Unlike in North Surrey, where visual signs of East Indian culture are plain to see, there is almost nothing in these extensive Richmond neighbourhoods of mostly quiet streets and sidewalks that distinguishes them as predominantly ethnic Chinese.
Such is not the case, though, at Golden Village, which used to be called the Golden Triangle. It’s a whirring, high-traffic zone of Asian malls in the downtown core centred around Cambie Street and the SkyTrain, where Chinese signs, food, people and products define the scene.
Interviewed in Richmond’s President’s Plaza shopping mall, Choy explains one of the latest question for him has become: How important is it to be able to speak Chinese to hold a job? He has already lost a high-paying position in property marketing because he couldn’t learn Mandarin quickly enough.
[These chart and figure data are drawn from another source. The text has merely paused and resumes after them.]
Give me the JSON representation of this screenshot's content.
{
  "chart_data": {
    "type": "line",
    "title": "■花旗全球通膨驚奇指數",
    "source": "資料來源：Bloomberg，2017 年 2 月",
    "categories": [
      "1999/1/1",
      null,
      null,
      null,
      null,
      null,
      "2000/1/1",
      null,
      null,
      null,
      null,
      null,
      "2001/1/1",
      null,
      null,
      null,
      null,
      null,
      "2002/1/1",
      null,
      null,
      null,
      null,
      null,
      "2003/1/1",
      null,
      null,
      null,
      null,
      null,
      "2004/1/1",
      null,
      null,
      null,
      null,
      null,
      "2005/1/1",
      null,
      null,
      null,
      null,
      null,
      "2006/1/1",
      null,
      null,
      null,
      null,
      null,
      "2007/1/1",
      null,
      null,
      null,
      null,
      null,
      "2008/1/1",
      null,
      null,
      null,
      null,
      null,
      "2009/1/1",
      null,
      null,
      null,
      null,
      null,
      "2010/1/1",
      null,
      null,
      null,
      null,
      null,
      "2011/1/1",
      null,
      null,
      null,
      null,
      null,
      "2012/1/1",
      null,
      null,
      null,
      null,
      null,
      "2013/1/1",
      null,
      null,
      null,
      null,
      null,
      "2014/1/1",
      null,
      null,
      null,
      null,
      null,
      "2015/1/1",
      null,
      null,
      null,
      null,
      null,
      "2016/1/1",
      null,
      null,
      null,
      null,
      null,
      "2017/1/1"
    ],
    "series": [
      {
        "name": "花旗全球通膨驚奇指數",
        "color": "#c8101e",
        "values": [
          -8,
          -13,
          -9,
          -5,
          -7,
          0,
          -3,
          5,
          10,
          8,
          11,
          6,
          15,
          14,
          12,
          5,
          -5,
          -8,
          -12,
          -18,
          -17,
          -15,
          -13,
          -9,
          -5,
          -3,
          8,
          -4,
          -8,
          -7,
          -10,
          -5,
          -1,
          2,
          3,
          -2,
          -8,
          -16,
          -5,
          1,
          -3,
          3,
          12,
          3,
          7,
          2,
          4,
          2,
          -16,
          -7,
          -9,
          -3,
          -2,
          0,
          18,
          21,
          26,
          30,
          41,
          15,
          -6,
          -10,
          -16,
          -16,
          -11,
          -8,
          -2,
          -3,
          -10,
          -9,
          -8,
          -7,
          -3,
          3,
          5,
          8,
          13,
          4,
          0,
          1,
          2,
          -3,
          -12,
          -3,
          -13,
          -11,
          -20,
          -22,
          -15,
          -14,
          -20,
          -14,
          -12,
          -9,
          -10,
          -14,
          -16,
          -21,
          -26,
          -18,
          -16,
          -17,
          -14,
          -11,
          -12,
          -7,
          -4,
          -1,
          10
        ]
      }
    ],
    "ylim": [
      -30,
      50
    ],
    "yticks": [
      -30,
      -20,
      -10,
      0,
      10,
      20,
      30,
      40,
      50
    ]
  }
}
And what does Choy think about Richmond politics, since city council is mostly made up of people of European ancestry (even though several local MPs and MLAs are Chinese)?
“I don’t know whether it’s good or bad,” he says.
When it comes to casting a vote, ethnic fealty is not the most important factor for Choy. He also has friends of Chinese, Filipino and Punjabi origin who have no trouble supporting candidates of different backgrounds, including European, if they appear to have integrity.
What other issues lie ahead for Richmond, and Metro Vancouver, with its increasingly varied ethnic populations?
Will distinct enclaves continue to form in Metro? Or will there be vibrant intercultural connections? Or both?
Nobody really knows, and not many care to make predictions. Few academics study such demographic changes, which are complicated and raise sensitivities, in part because in many regions of the world serious tensions exist between various ethnic groups.
In Metro Vancouver, we are being largely left on our own to see whether distinct enclaves will continue to form. Or whether more people, like Choy, will join in vibrant intercultural connections. Some combination of the two trend seems most likely.